To avoid listing the grayling as endangered, the state of Montana, FWS, private landowners and others established a voluntary drought management plan for the Big Hole. Though well-intentioned, the plan failed to maintain critical flows in the river for the past four years, resulting in sharp declines in grayling populations.

In part, these efforts failed because several landowners failed to cooperate with the program.

Under a 1994 state recovery plan, Montana Fish, Wildlife and Parks attempted to establish populations of Montana fluvial arctic grayling in other rivers, including the Ruby, Sun and Missouri. According to the state's own studies, however, these efforts failed to establish self-sustaining populations.

"The failure of these efforts highlights the importance of the Big Hole population and the need for endangered listing," said Jon Marvel, executive director of WWP.

The conservation groups are represented by Judi Brawer from Advocates for the West in Boise, Idaho.

Background

A member of the salmon family, the arctic grayling is widely distributed across Canada and Alaska.
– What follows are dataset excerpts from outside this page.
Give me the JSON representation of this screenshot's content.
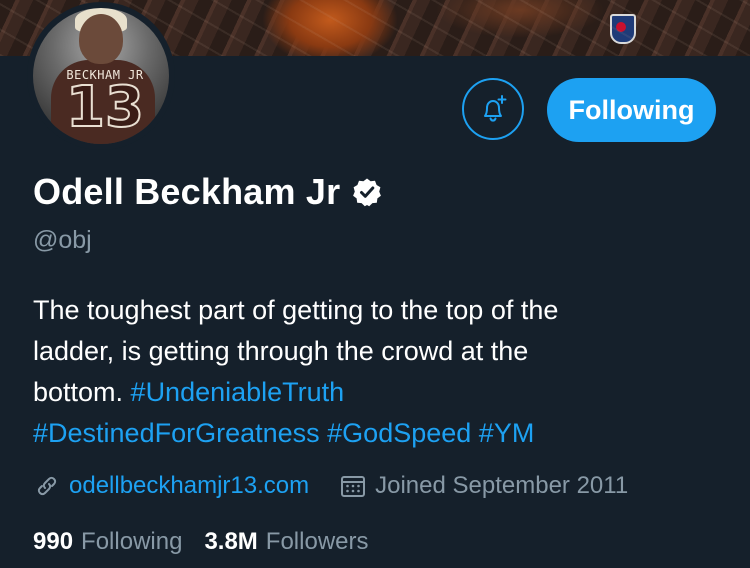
{
  "profile": {
    "name": "Odell Beckham Jr",
    "handle": "@obj",
    "verified": true,
    "avatar": {
      "jersey_name": "BECKHAM JR",
      "jersey_number": "13"
    }
  },
  "actions": {
    "notifications_icon": "bell-plus-icon",
    "follow_label": "Following"
  },
  "bio": {
    "line1": "The toughest part of getting to the top of the",
    "line2": "ladder, is getting through the crowd at the",
    "line3_text": "bottom. ",
    "hashtags": [
      "#UndeniableTruth",
      "#DestinedForGreatness",
      "#GodSpeed",
      "#YM"
    ]
  },
  "meta": {
    "website": "odellbeckhamjr13.com",
    "joined": "Joined September 2011"
  },
  "stats": {
    "following_count": "990",
    "following_label": "Following",
    "followers_count": "3.8M",
    "followers_label": "Followers"
  },
  "colors": {
    "background": "#15202b",
    "accent": "#1da1f2",
    "secondary_text": "#8899a6"
  }
}
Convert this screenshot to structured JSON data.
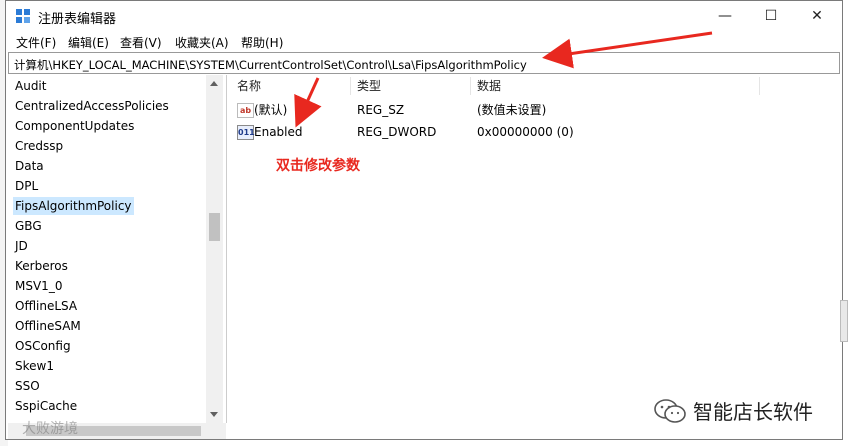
{
  "window": {
    "title": "注册表编辑器",
    "controls": {
      "minimize": "—",
      "maximize": "☐",
      "close": "✕"
    }
  },
  "menu": [
    "文件(F)",
    "编辑(E)",
    "查看(V)",
    "收藏夹(A)",
    "帮助(H)"
  ],
  "address": "计算机\\HKEY_LOCAL_MACHINE\\SYSTEM\\CurrentControlSet\\Control\\Lsa\\FipsAlgorithmPolicy",
  "tree": {
    "items": [
      "Audit",
      "CentralizedAccessPolicies",
      "ComponentUpdates",
      "Credssp",
      "Data",
      "DPL",
      "FipsAlgorithmPolicy",
      "GBG",
      "JD",
      "Kerberos",
      "MSV1_0",
      "OfflineLSA",
      "OfflineSAM",
      "OSConfig",
      "Skew1",
      "SSO",
      "SspiCache"
    ],
    "selected": "FipsAlgorithmPolicy"
  },
  "list": {
    "columns": [
      "名称",
      "类型",
      "数据"
    ],
    "rows": [
      {
        "name": "(默认)",
        "type": "REG_SZ",
        "data": "(数值未设置)",
        "icon": "string-value-icon"
      },
      {
        "name": "Enabled",
        "type": "REG_DWORD",
        "data": "0x00000000 (0)",
        "icon": "dword-value-icon"
      }
    ]
  },
  "annotation": "双击修改参数",
  "watermarks": {
    "left": "大败游境",
    "right": "智能店长软件"
  },
  "colors": {
    "accent": "#e8281f",
    "selection": "#cce8ff"
  }
}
Historically, fluvial populations of the arctic grayling existed in only two places in the lower 48 states: Michigan and the upper Missouri River of Montana.

Populations in Michigan were extinct by the 1930s, and populations in Montana were restricted to the Big Hole River by the end of the 1970s.

Studies show that the Montana fluvial arctic grayling is genetically distinct from grayling populations in Canada and Alaska, and genetically and behaviorally distinct from lake populations in Montana and other states.